Le prisme du culinaire nous permettra ainsi d’apporter un éclairage sur la complexité des rapports entre naturisme, végétarisme et ascétisme.

Elise Dartois est titulaire d’un master de recherche en histoire à l’Institut d’études politiques. Ses travaux récents portent sur l’histoire des rapports sociaux à l’animal dans la seconde moitié du XXème siècle. Elle prépare actuellement son sujet de thèse qui portera sur le végétarisme en Europe dans la seconde moitié du XIXème siècle. (Elle a récemment écrit un article portant sur L’Eglise, l’animal et le Concile du Vatican II en France (1962-1981), en attente de publication.)

Frédérique Desbuissons,

Photo :  La Revue Naturiste Internationale, février 1958

Une gastronomie pour Héliopolis ? 

La cuisine naturiste de Robert-J. Courtine (1956-1970)

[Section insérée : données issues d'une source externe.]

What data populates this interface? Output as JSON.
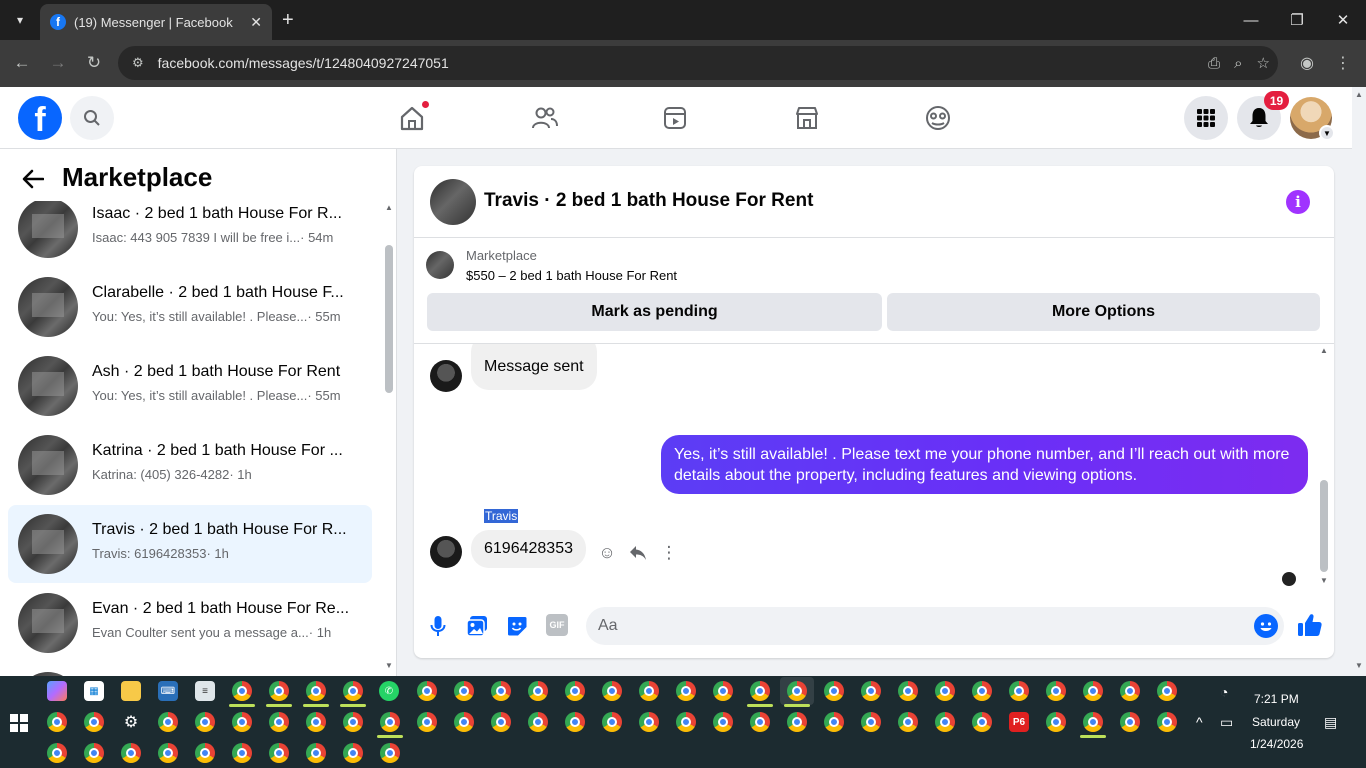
{
  "browser": {
    "tab_title": "(19) Messenger | Facebook",
    "tab_favicon": "f",
    "url": "facebook.com/messages/t/1248040927247051",
    "close_tab": "✕",
    "new_tab": "+",
    "win_minimize": "—",
    "win_restore": "❐",
    "win_close": "✕"
  },
  "fb": {
    "logo_letter": "f",
    "notification_count": "19"
  },
  "left": {
    "title": "Marketplace",
    "conversations": [
      {
        "name": "Isaac · 2 bed 1 bath House For R...",
        "preview": "Isaac: 443 905 7839 I will be free i...",
        "time": " · 54m"
      },
      {
        "name": "Clarabelle · 2 bed 1 bath House F...",
        "preview": "You: Yes, it’s still available! . Please...",
        "time": " · 55m"
      },
      {
        "name": "Ash · 2 bed 1 bath House For Rent",
        "preview": "You: Yes, it’s still available! . Please...",
        "time": " · 55m"
      },
      {
        "name": "Katrina · 2 bed 1 bath House For ...",
        "preview": "Katrina: (405) 326-4282",
        "time": " · 1h"
      },
      {
        "name": "Travis · 2 bed 1 bath House For R...",
        "preview": "Travis: 6196428353",
        "time": " · 1h"
      },
      {
        "name": "Evan · 2 bed 1 bath House For Re...",
        "preview": "Evan Coulter sent you a message a...",
        "time": " · 1h"
      }
    ]
  },
  "chat": {
    "title": "Travis · 2 bed 1 bath House For Rent",
    "marketplace_label": "Marketplace",
    "listing": "$550 – 2 bed 1 bath House For Rent",
    "mark_pending": "Mark as pending",
    "more_options": "More Options",
    "messages": {
      "sent_notice": "Message sent",
      "outgoing": "Yes, it’s still available! . Please text me your phone number, and I’ll reach out with more details about the property, including features and viewing options.",
      "sender_name": "Travis",
      "incoming": "6196428353"
    },
    "composer_placeholder": "Aa"
  },
  "taskbar": {
    "time": "7:21 PM",
    "day": "Saturday",
    "date": "1/24/2026",
    "p6_label": "P6"
  },
  "colors": {
    "fb_blue": "#0866ff",
    "bubble_gradient_start": "#5c3df5",
    "bubble_gradient_end": "#7d2cf0",
    "badge_red": "#e41e3f",
    "info_purple": "#a033ff"
  }
}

La vie culturelle levantine a bénéficié après guerre d’apports souvent inattendus, le plus souvent par l’entregent de l’écrivain journaliste Jean-Albert Foëx, dont le rôle dans la vie littéraire tant parisienne que levantine est encore mal connu. Ainsi l’ancien collaborateur reconverti dans la critique gastronomique Robert-Julien Courtine publie-t-il de 1956 à 1970 une rubrique culinaire mensuelle dans La Revue naturiste internationale créée et animée par Foëx, dans laquelle la vie à Héliopolis est chroniquée avec constante et précision. Entrecoupés de photographies de jolies femmes nues, dont la majorité au Levant (les jolis hommes n’y font une percée qu’à partir des années 60), les textes de Courtine mêlent anecdotes, références cultivées, conseils et recettes, liés en ensemble par un ton primesautier tirant vers la gauloiserie. Par-delà l’opportunisme d’une contribution, aujourd’hui ignorée, du célèbre critique du Monde, ils apportent un éclairage inédit sur les réseaux de Foëx. Au-delà, ils témoignent de la persistance du rôle de la diète alimentaire dans les identifications naturistes. Le prisme du culinaire permet ainsi d’aborder l’hétérogénéité des pratiques du naturisme caractéristique de la période de sa démocratisation, qui est aussi celle des loisirs dans la France des Trente Glorieuses dont Héliopolis a représenté, sous bien des aspects, dont celui de la gastronomie, une forme quintessenciée. 

Frédérique Desbuissons est maîtresse de conférences en histoire de l’art à l’université de Reims Champagne-Ardenne et membre de l’équipe d’accueil Histoire culturelle et sociale de l’art (HiCSA). Ses travaux récents portent sur l’art et la culturelle visuelle de la gastronomie au XIXe siècle. Elle prépare un ouvrage sur les illustrations des livres de cuisine et de pâtisserie de Jules Gouffé et sur le devenir de la cuisine décorative à l’époque contemporaine. Elle a récemment publié : « La Cuisinière imaginée : illustration et genre dans les livres de cuisine domestique français du XIXe siècle », Contemporary French Civilization, 42/3-4, 2018 ; « Rosa Bonheur par Édouard Dubufe : portrait totémique d’une peintre butch », dans Pascale Linant de Bellefonds et Agnès Rouveret (dir.), Image et créatures hybrides dans le temps et l’espace, Les Belles Lettres/Presses universitaires de Paris Nanterre, 2017 ; « L’Étiquette éloquente. Le vin dans les éphémères de la Bibliothèque nationale de France », Revue de la Bibliothèque nationale de France n°53, 2016.